Mean, Christmas at the Catnip Cafe is about a big city marketing exec (Erin Cahill) who inherits half of a cat cafe in small town upstate New York. The other half is owned by an overworked veterinarian (Paul Campbell). She wants to sell to buy a condo in LA. He wants to keep his cafe open. But they mutually wish to get to business time.
If the two movies have anything in common, they're part of Hallmark's push for branding movies via their stars. These actors, who you don't know, are wildly popular within Hallmark fan ranks. And there are even cameos by other actors. Cahill herself shows up as a tour guide in the AGOOC, and fan favorite and prior cat-movie-star Kimberly Sustad shows up in CatCC - pretty clearly playing some version of her character Merilee.
AGOOC is deeply sincere and has cameos from a wide range of country singers, past and present. And if I knew who any of them were, I'd be doing great (I am aware of Mickey Guyton thanks to the Thanksgiving Day Parade). But I know jack-all about country music that isn't Americana, like Emmylou Harris or Amanda Shires.
I actually thought this movie was... okay? Like, it had some clunkiness, but so do many movies you'd pay to watch. The time travel was shockingly tight, and they kind of nailed the 90's-country outfits. Nikki Deloach looks like Erin Gray which is not a complaint - but they need to do something with that. It is littered with recognizable faces like Sharon Lawrence (who should have just played present and past self as she looks the same as she always has), Brad Paisley wanders through, and it kinda-sorta is obviously the big-money movie for this year.

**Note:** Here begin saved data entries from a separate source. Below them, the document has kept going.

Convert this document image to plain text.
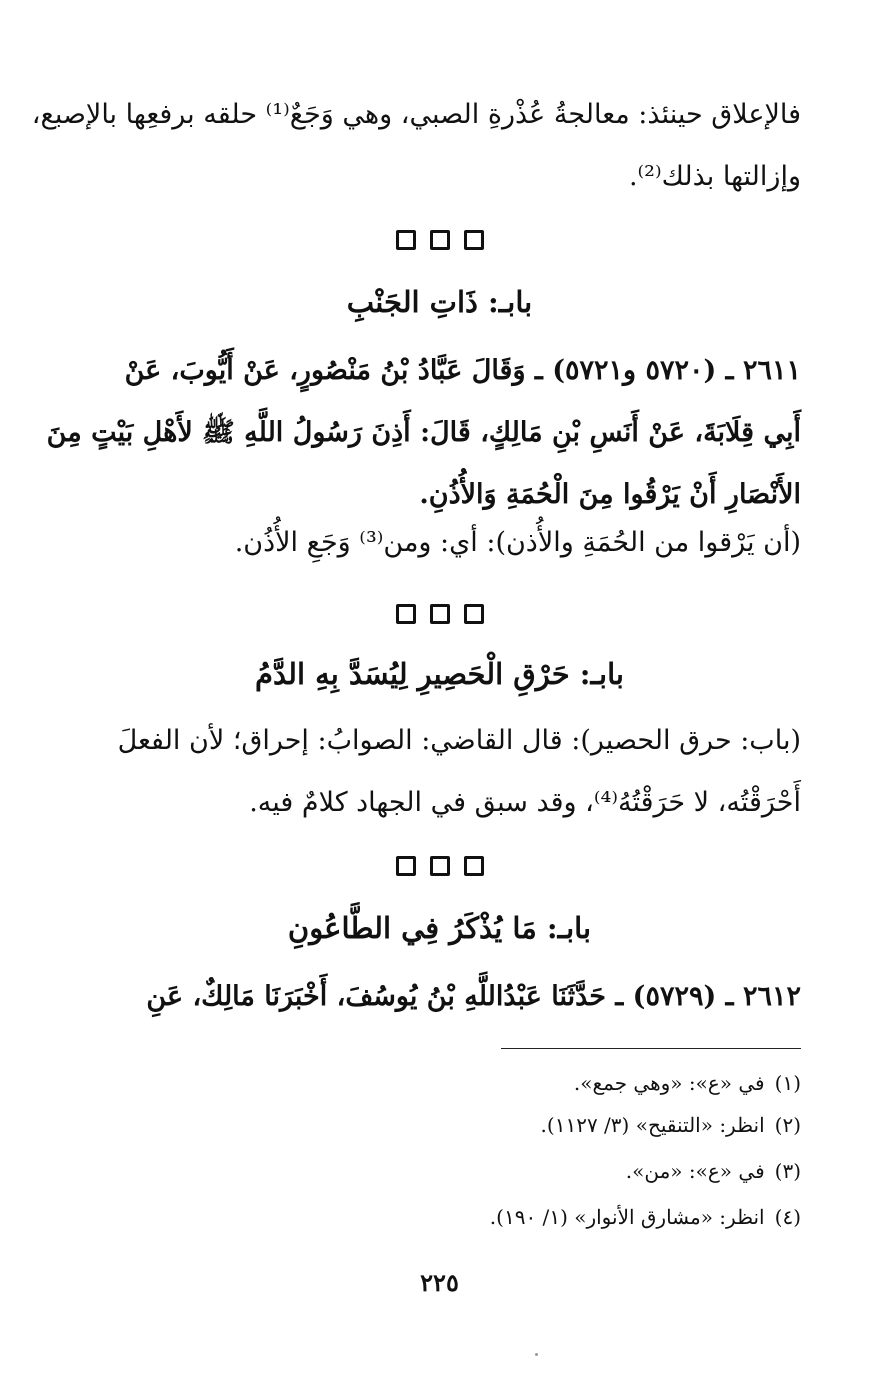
فالإعلاق حينئذ: معالجةُ عُذْرةِ الصبي، وهي وَجَعٌ⁽¹⁾ حلقه برفعِها بالإصبع،
وإزالتها بذلك⁽²⁾.
بابـ: ذَاتِ الجَنْبِ
٢٦١١ ـ (٥٧٢٠ و٥٧٢١) ـ وَقَالَ عَبَّادُ بْنُ مَنْصُورٍ، عَنْ أَيُّوبَ، عَنْ
أَبِي قِلَابَةَ، عَنْ أَنَسِ بْنِ مَالِكٍ، قَالَ: أَذِنَ رَسُولُ اللَّهِ ﷺ لأَهْلِ بَيْتٍ مِنَ
الأَنْصَارِ أَنْ يَرْقُوا مِنَ الْحُمَةِ وَالأُذُنِ.
(أن يَرْقوا من الحُمَةِ والأُذن): أي: ومن⁽³⁾ وَجَعِ الأُذُن.
بابـ: حَرْقِ الْحَصِيرِ لِيُسَدَّ بِهِ الدَّمُ
(باب: حرق الحصير): قال القاضي: الصوابُ: إحراق؛ لأن الفعلَ
أَحْرَقْتُه، لا حَرَقْتُهُ⁽⁴⁾، وقد سبق في الجهاد كلامٌ فيه.
بابـ: مَا يُذْكَرُ فِي الطَّاعُونِ
٢٦١٢ ـ (٥٧٢٩) ـ حَدَّثَنَا عَبْدُاللَّهِ بْنُ يُوسُفَ، أَخْبَرَنَا مَالِكٌ، عَنِ
(١)في «ع»: «وهي جمع».
(٢)انظر: «التنقيح» (٣/ ١١٢٧).
(٣)في «ع»: «من».
(٤)انظر: «مشارق الأنوار» (١/ ١٩٠).
٢٢٥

The plot is a would-be tear-jerker, and as Jamie pointed out, they couldn't really let people sit with their emotions in a Hallmark movie. No one is *wrecked* seeing their parent or grandparents again. And it is odd how little they want to explore of a Nashville from 30 years prior, or go check on themselves, etc... I would be slipping myself notes to buy Apple stock NOW.

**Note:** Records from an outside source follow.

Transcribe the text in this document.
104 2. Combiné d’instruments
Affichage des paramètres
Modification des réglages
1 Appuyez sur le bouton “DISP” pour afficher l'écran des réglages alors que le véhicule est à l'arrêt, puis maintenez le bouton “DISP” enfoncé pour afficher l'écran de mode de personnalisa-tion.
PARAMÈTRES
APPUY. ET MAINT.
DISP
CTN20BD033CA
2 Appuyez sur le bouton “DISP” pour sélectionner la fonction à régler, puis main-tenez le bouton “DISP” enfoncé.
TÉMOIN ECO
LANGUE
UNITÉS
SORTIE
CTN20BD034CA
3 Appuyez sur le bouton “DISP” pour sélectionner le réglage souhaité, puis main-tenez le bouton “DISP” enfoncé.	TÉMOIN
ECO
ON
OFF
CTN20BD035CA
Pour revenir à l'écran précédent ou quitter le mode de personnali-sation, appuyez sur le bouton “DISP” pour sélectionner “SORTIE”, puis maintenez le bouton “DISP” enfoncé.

CatCC is smaller, sillier, and the stakes what you expect in a Hallmark movie. Save a business with a horrible business model. Big city gal falls for small-town life and small-town man. There's Christmas activities every five minutes. No one ever goes to work despite insisting they have no time for anything.

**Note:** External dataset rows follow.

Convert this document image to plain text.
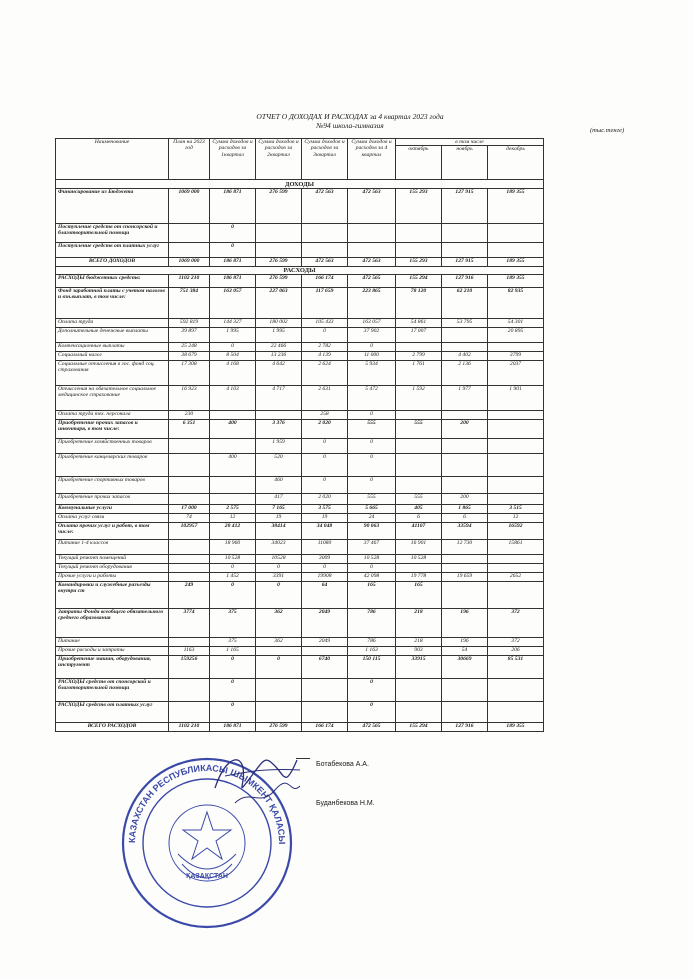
ОТЧЕТ О ДОХОДАХ И РАСХОДАХ за 4 квартал 2023 года
№94 школа-гимназия
(тыс.тенге)
Наименование	План на 2023 год	Сумма доходов и расходов за 1квартал	Сумма доходов и расходов за 2квартал	Сумма доходов и расходов за 3квартал	Сумма доходов и расходов за 4 квартал	в том числе		
						октябрь	ноябрь	декабрь
ДОХОДЫ								
Финансирование из Бюджета	1069 000	186 871	276 599	472 563	472 563	155 293	127 915	189 355
Поступление средств от спонсорской и благотворительной помощи		0						
Поступление средств от платных услуг		0						
ВСЕГО ДОХОДОВ	1069 000	186 871	276 599	472 563	472 563	155 293	127 915	189 355
РАСХОДЫ								
РАСХОДЫ бюджетных средств:	1102 210	186 871	276 599	166 174	472 565	155 294	127 916	189 355
Фонд заработной платы с учетом налогов и взн.выплат, в том числе:	751 384	163 057	227 063	117 659	223 865	78 120	62 210	82 935
Оплата труда	592 819	144 327	180 002	105 433	163 057	54 861	53 795	54 301
Дополнительные денежные выплаты	39 897	1 995	1 995	0	37 902	17 007		20 895
Компенсационные выплаты	25 248	0	22 466	2 782	0			
Социальный налог	38 679	8 504	13 236	4 139	11 000	2 799	4 402	3799
Социальные отчисления в гос. фонд соц. страхования	17 308	4 168	4 642	2 624	5 934	1 761	2 136	2037
Отчисления на обязательное социальное медицинское страхование	16 923	4 103	4 717	2 631	5 472	1 592	1 977	1 901
Оплата труда тех. персонала	230			258	0			
Приобретение прочих запасов и инвентаря, в том числе:	6 351	400	3 376	2 020	555	555	200	
Приобретение хозяйственных товаров			1 959	0	0			
Приобретение канцелярских товаров		400	520	0	0			
Приобретение спортивных товаров			460	0	0			
Приобретение прочих запасов			417	2 020	555	555	200	
Коммунальные услуги	17 000	2 575	7 165	3 575	5 665	405	1 865	3 515
Оплата услуг связи	74	12	19	19	24	6	6	12
Оплата прочих услуг и работ, в том числе:	102957	20 412	38414	34 048	90 063	41107	33594	16592
Питание 1-4 классов		18 960	34023	11080	37 467	16 901	12 730	15861
Текущий ремонт помещений		10 528	10528	3009	10 528	10 528		
Текущий ремонт оборудования		0	0	0	0			
Прочие услуги и работы		1 452	3391	19908	42 098	19 778	19 659	2652
Командировки и служебные разъезды внутри ст	249	0	0	64	165	165		
Затраты Фонда всеобщего обязательного среднего образования	3774	375	362	2049	786	218	196	372
Питание		375	362	2049	786	218	196	372
Прочие расходы и затраты	1163	1 165			1 163	903	54	206
Приобретение машин, оборудования, инструмент	159256	0	0	6740	150 115	33915	30669	85 531
РАСХОДЫ средств от спонсорской и благотворительной помощи		0			0			
РАСХОДЫ средств от платных услуг		0			0			
ВСЕГО РАСХОДОВ	1102 210	186 871	276 599	166 174	472 565	155 294	127 916	189 355
КАЗАХСТАН РЕСПУБЛИКАСЫ ШЫМКЕНТ ҚАЛАСЫ
ҚАЗАҚСТАН
Ботабекова А.А.
Буданбекова Н.М.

But there are many cats, and if you like cats (sure! I like cats.), it's not all bad.
So, yeah, Hallmark is still definitely making the standard cookie-cutter movies, and they're now wildly streamlined. They aren't even bothering with stupid misunderstandings at the end. CatCC had a legit issue at the end, and then a very bad decision (but romance and cats!).
Meanwhile, thanks to what I take to be the roaring and universal success of A Biltmore Christmas, they're also doing Somewhere in Time movies a few times per Christmas. But this one was less about romance (why these two weren't together made no sense and they basically hand-wave that part of the film) and more about daughters who love their daddy. Very country music.
But they hadn't said anything at all about Mama. Or trains. Or trucks. Or prison. Or getting drunk.
I am sure there are Hallmark fans who hated AGOOC because it wasn't CatCC. And vice-versa.
But I guess the days of feeling like we know exactly what a Hallmark movie will be before it begins are kind of over. But they also know they have an audience of cat-ladies to make happy.